政府は3月19日、日本、中国、韓国、ベトナム、台湾の5ヵ国・地域を原産地とする冷延コイル・鋼板(CRC/S)に対してアンチダンピング(AD)措置を決定した。当該措置はAD税を原産地・生産者(鉄鋼メーカー)ごとに最小5.9%〜最大55.6%に区分して賦課するもので、発動期間は2013年3月19日から3年間。
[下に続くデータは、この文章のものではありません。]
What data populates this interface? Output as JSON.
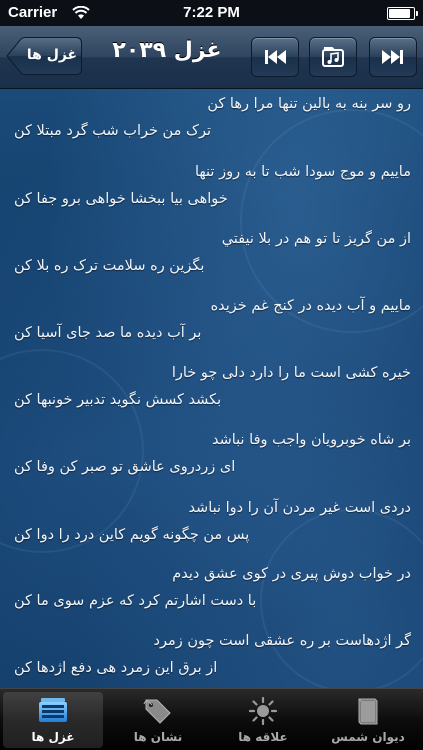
{
  "status_bar": {
    "carrier": "Carrier",
    "time": "7:22 PM",
    "battery_level": 0.95
  },
  "nav": {
    "back_label": "غزل ها",
    "title": "غزل ۲۰۳۹"
  },
  "verses": [
    {
      "line1": "رو سر بنه به بالین تنها مرا رها کن",
      "line2": "ترک من خراب شب گرد مبتلا کن"
    },
    {
      "line1": "ماییم و موج سودا شب تا به روز تنها",
      "line2": "خواهی بیا ببخشا خواهی برو جفا کن"
    },
    {
      "line1": "از من گریز تا تو هم در بلا نیفتي",
      "line2": "بگزین ره سلامت ترک ره بلا کن"
    },
    {
      "line1": "ماییم و آب دیده در کنج غم خزیده",
      "line2": "بر آب دیده ما صد جای آسیا کن"
    },
    {
      "line1": "خیره کشی است ما را دارد دلی چو خارا",
      "line2": "بکشد کسش نگوید تدبیر خونبها کن"
    },
    {
      "line1": "بر شاه خوبرویان واجب وفا نباشد",
      "line2": "ای زردروی عاشق تو صبر کن وفا کن"
    },
    {
      "line1": "دردی است غیر مردن آن را دوا نباشد",
      "line2": "پس من چگونه گویم کاین درد را دوا کن"
    },
    {
      "line1": "در خواب دوش پیری در کوی عشق دیدم",
      "line2": "با دست اشارتم کرد که عزم سوی ما کن"
    },
    {
      "line1": "گر اژدهاست بر ره عشقی است چون زمرد",
      "line2": "از برق این زمرد هی دفع اژدها کن"
    }
  ],
  "tabs": [
    {
      "label": "غزل ها",
      "icon": "ghazal-list-icon",
      "active": true
    },
    {
      "label": "نشان ها",
      "icon": "tag-icon",
      "active": false
    },
    {
      "label": "علاقه ها",
      "icon": "sun-icon",
      "active": false
    },
    {
      "label": "دیوان شمس",
      "icon": "book-icon",
      "active": false
    }
  ],
  "colors": {
    "accent": "#1a4a78",
    "navbar": "#2f4560",
    "text": "#f2f4f8"
  }
}
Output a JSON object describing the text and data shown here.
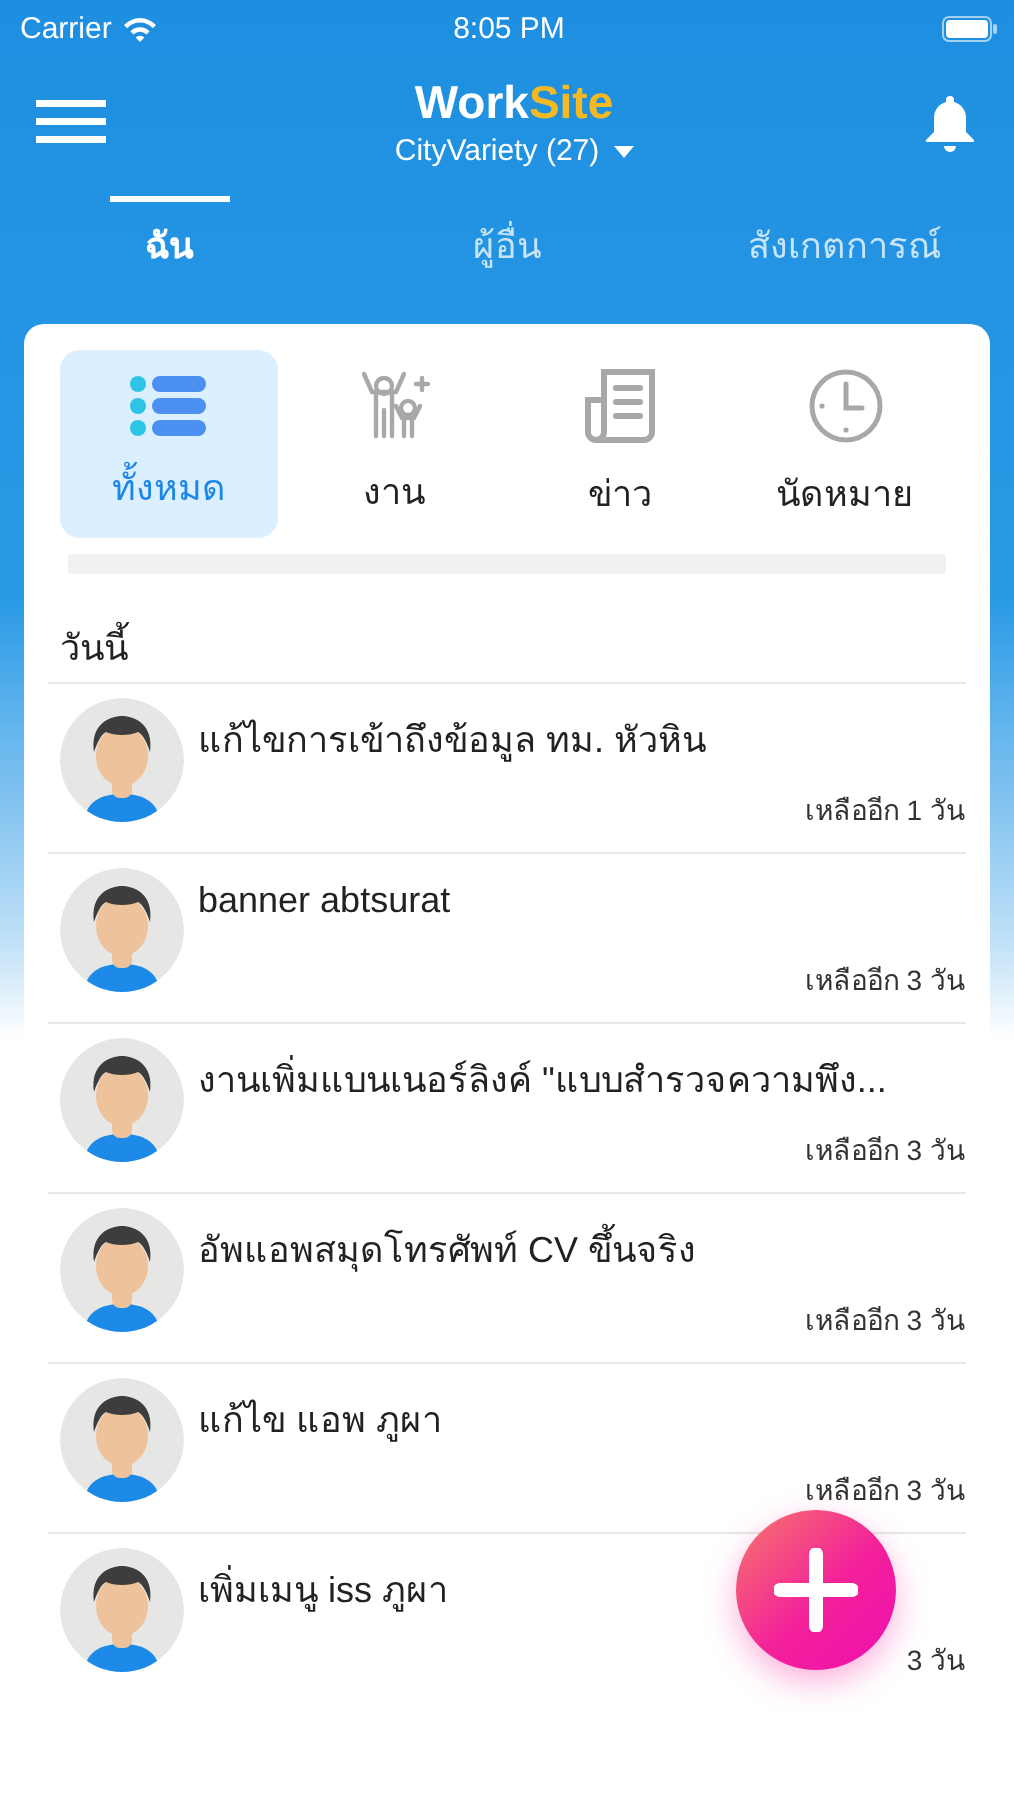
{
  "status_bar": {
    "carrier": "Carrier",
    "time": "8:05 PM"
  },
  "header": {
    "title_part1": "Work",
    "title_part2": "Site",
    "subtitle": "CityVariety (27)"
  },
  "tabs": [
    {
      "label": "ฉัน",
      "selected": true
    },
    {
      "label": "ผู้อื่น",
      "selected": false
    },
    {
      "label": "สังเกตการณ์",
      "selected": false
    }
  ],
  "categories": [
    {
      "label": "ทั้งหมด",
      "kind": "list",
      "selected": true
    },
    {
      "label": "งาน",
      "kind": "people",
      "selected": false
    },
    {
      "label": "ข่าว",
      "kind": "news",
      "selected": false
    },
    {
      "label": "นัดหมาย",
      "kind": "clock",
      "selected": false
    }
  ],
  "section_title": "วันนี้",
  "items": [
    {
      "title": "แก้ไขการเข้าถึงข้อมูล ทม. หัวหิน",
      "due": "เหลืออีก 1 วัน"
    },
    {
      "title": "banner abtsurat",
      "due": "เหลืออีก 3 วัน"
    },
    {
      "title": "งานเพิ่มแบนเนอร์ลิงค์ \"แบบสำรวจความพึง...",
      "due": "เหลืออีก 3 วัน"
    },
    {
      "title": "อัพแอพสมุดโทรศัพท์ CV ขึ้นจริง",
      "due": "เหลืออีก 3 วัน"
    },
    {
      "title": "แก้ไข แอพ ภูผา",
      "due": "เหลืออีก 3 วัน"
    },
    {
      "title": "เพิ่มเมนู iss ภูผา",
      "due": "3 วัน"
    }
  ]
}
日本産品に対しては最高税率が設定されており、当該輸入品価格の上昇による当地自動車関連業界などへの影響が懸念されている。

<日本産品には最高税率の設定も>
商業省のアンチダンピング委員会(KADI)は2011年6月下旬、インドネシア国営製鉄クラカタウスチールから輸入鉄鋼製品のダンピングによる被害が発生しているという提訴を受けて、AD調査を開始した。
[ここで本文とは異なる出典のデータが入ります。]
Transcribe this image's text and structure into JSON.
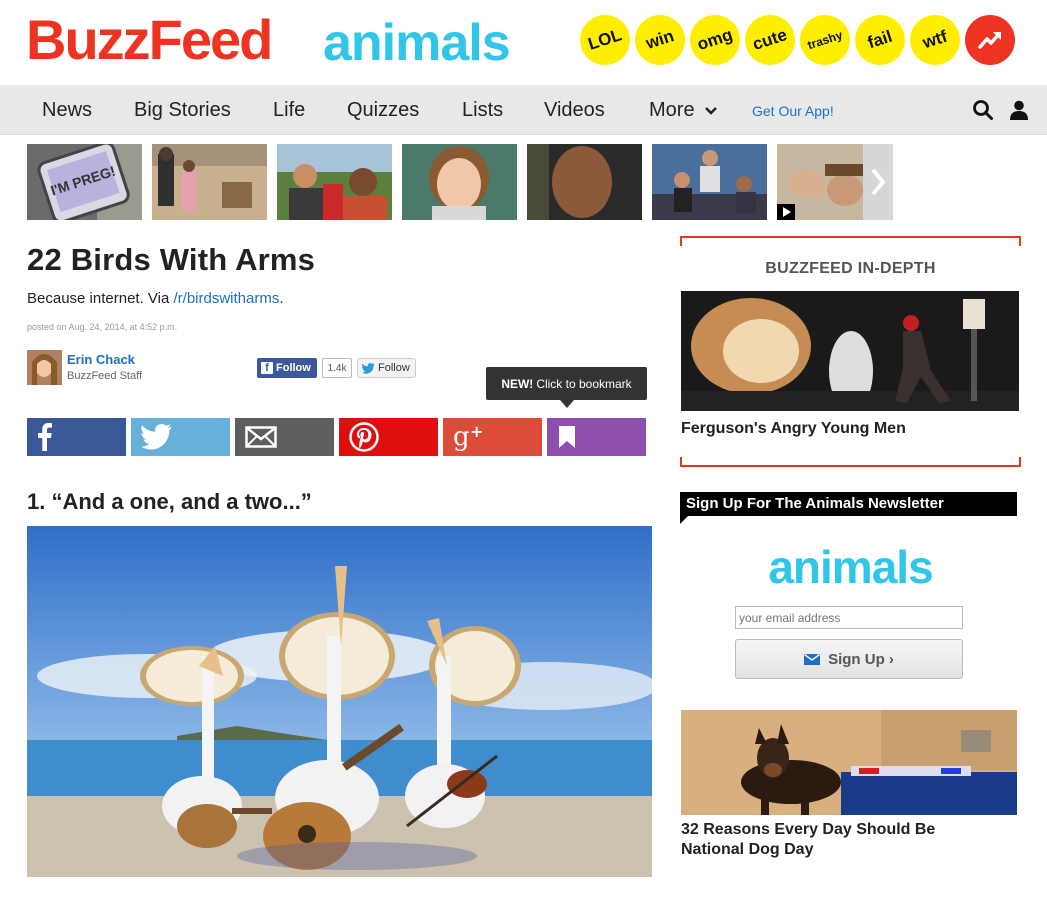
{
  "header": {
    "logo_text": "BuzzFeed",
    "vertical_text": "animals",
    "badges": [
      "LOL",
      "win",
      "omg",
      "cute",
      "trashy",
      "fail",
      "wtf"
    ],
    "trending_icon": "trending-arrow-icon",
    "colors": {
      "logo": "#ee3322",
      "vertical": "#30c6e8",
      "badge": "#ffee00"
    }
  },
  "nav": {
    "items": [
      "News",
      "Big Stories",
      "Life",
      "Quizzes",
      "Lists",
      "Videos",
      "More"
    ],
    "more_icon": "chevron-down-icon",
    "app_link": "Get Our App!",
    "search_icon": "search-icon",
    "user_icon": "user-icon"
  },
  "thumbnails": {
    "first_caption": "I'M PREG!",
    "next_icon": "chevron-right-icon"
  },
  "article": {
    "title": "22 Birds With Arms",
    "dek_prefix": "Because internet. Via ",
    "dek_link": "/r/birdswitharms",
    "dek_suffix": ".",
    "posted": "posted on Aug. 24, 2014, at 4:52 p.m.",
    "author_name": "Erin Chack",
    "author_role": "BuzzFeed Staff",
    "fb_follow": "Follow",
    "fb_count": "1.4k",
    "tw_follow": "Follow",
    "tooltip_bold": "NEW!",
    "tooltip_text": "Click to bookmark",
    "share_buttons": [
      {
        "network": "facebook",
        "color": "#3b5998"
      },
      {
        "network": "twitter",
        "color": "#67b0d9"
      },
      {
        "network": "email",
        "color": "#5e5e5e"
      },
      {
        "network": "pinterest",
        "color": "#e00f0f"
      },
      {
        "network": "google-plus",
        "color": "#dd4b39"
      },
      {
        "network": "bookmark",
        "color": "#8e4ead"
      }
    ],
    "item_1_title": "1. “And a one, and a two...”"
  },
  "sidebar": {
    "indepth_label": "BUZZFEED IN-DEPTH",
    "indepth_caption": "Ferguson's Angry Young Men",
    "newsletter_heading": "Sign Up For The Animals Newsletter",
    "newsletter_logo": "animals",
    "email_placeholder": "your email address",
    "signup_label": "Sign Up ›",
    "promo_caption": "32 Reasons Every Day Should Be National Dog Day"
  }
}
KADIは2012年12月下旬に調査結果をまとめ、日本、中国、韓国、ベトナム、台湾の5ヵ国・地域からの輸入CRC/Sについて、ダンピングの事実と被害の発生があるとして、AD税の賦課を商業省に勧告した。これは、日本鉄鋼メーカーを生産者とするものについてはJFEスチールに27.6%、その他の新日本製鉄(現新日鉄住金)など日本鉄鋼メーカーに68.4%のAD税を賦課するよう勧告するもので、日本以外の外国鉄鋼メーカーも含めた最高税率は74.0%としていた。
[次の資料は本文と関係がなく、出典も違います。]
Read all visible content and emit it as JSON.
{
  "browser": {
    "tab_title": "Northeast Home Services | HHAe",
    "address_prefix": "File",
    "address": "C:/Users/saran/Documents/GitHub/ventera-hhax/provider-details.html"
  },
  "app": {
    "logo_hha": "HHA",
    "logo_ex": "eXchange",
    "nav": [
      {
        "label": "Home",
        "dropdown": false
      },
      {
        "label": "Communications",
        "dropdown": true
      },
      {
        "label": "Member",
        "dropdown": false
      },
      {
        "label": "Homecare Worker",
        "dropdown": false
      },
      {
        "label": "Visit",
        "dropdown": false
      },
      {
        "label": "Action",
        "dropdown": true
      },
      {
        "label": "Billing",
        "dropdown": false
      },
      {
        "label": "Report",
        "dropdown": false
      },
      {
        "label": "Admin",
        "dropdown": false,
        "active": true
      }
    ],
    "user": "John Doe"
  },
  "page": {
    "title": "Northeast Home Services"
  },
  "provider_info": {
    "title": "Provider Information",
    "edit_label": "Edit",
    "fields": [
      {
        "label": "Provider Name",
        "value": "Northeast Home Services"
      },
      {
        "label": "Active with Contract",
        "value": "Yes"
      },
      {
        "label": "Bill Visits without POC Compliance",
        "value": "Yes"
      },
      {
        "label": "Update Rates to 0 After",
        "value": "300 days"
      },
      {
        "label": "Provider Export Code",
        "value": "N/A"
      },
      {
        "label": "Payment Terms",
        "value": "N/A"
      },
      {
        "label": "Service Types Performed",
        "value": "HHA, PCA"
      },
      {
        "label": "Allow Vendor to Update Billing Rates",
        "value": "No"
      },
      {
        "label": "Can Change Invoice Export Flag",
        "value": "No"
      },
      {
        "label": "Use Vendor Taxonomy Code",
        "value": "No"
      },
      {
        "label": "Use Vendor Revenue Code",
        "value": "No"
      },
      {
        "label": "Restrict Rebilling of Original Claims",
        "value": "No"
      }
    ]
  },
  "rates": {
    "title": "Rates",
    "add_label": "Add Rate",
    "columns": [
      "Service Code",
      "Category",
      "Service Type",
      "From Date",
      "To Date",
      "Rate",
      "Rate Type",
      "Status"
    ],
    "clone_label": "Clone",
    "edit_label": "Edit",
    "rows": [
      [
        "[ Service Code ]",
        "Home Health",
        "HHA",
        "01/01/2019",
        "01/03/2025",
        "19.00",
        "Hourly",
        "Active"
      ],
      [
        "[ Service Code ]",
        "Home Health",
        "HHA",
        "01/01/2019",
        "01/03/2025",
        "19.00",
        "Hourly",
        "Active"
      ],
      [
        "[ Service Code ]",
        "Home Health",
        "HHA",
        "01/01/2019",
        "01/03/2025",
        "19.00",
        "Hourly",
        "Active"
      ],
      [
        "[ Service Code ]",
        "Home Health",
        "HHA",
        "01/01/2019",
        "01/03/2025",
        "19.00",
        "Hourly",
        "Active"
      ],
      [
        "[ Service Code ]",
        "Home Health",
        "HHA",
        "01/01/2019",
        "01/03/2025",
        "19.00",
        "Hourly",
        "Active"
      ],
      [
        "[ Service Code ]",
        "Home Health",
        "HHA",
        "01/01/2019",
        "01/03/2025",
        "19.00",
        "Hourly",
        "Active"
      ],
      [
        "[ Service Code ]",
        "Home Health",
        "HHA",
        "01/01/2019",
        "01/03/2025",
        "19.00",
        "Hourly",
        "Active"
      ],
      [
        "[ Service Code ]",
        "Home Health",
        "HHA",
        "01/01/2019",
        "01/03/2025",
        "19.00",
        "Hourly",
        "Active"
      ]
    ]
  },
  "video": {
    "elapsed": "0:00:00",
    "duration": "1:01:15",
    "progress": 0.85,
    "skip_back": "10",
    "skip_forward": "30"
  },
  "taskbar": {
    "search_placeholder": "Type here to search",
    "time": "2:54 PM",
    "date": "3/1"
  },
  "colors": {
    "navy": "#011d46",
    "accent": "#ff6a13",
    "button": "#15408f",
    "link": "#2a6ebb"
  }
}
政府は当該勧告を受理後、政府内の調整期間を経て、最終的に2013年3月19日付財務大臣規定(2013年第65号)として日本、中国、韓国、ベトナム、台湾の5ヵ国・地域から輸入されるCRC/Sを対象とするAD税賦課を決定した。同規定では、日本鉄鋼メーカーを生産者とするものについては、JFEスチールに18.6%、その他の新日鉄(現新日鉄住金)など日本鉄鋼メーカーに55.6%のAD税を賦課するよう定めた。なお、日本以外の外国鉄鋼メーカーを含めた最高税率は55.6%で、最小税率は台湾企業(Synn Industrial)への5.9%となっている。

<自動車関連産業などの需要家に大きな負担>
当該鉄鋼製品の主要なユーザーである自動車関連産業などでは、インドネシア産CRC/Sは品質の要求水準を満たしておらず、日本材を輸入・使用するしかない状況にあるという。既に通関現場でのAD税の徴税は開始されているようだが、通常の関税への上乗せになるAD税の負担は大きい。

工業省や当地自動車工業会は、当該措置の導入による自動車部品の生産コストや販売価格の上昇、これらによるインドネシア産自動車部品の競争力の低下、部品の輸入増加、さらに当地のおける関連投資や雇用にも影響を及ぼすとの懸念を示している。

これに対して日本政府は、4月20〜21日にインドネシア・スラバヤでAPEC貿易相会合が開催された際に行われた茂木敏充経済産業相とギタ商業相との会談で、懸案事項の改善につき意見交換を行った。また、ジャカルタ・ジャパン・クラブ(JJC)としてもAD調査開始以降、同様の懸念や日本材の除外を求める要望をインドネシア政府に対して伝え続けている。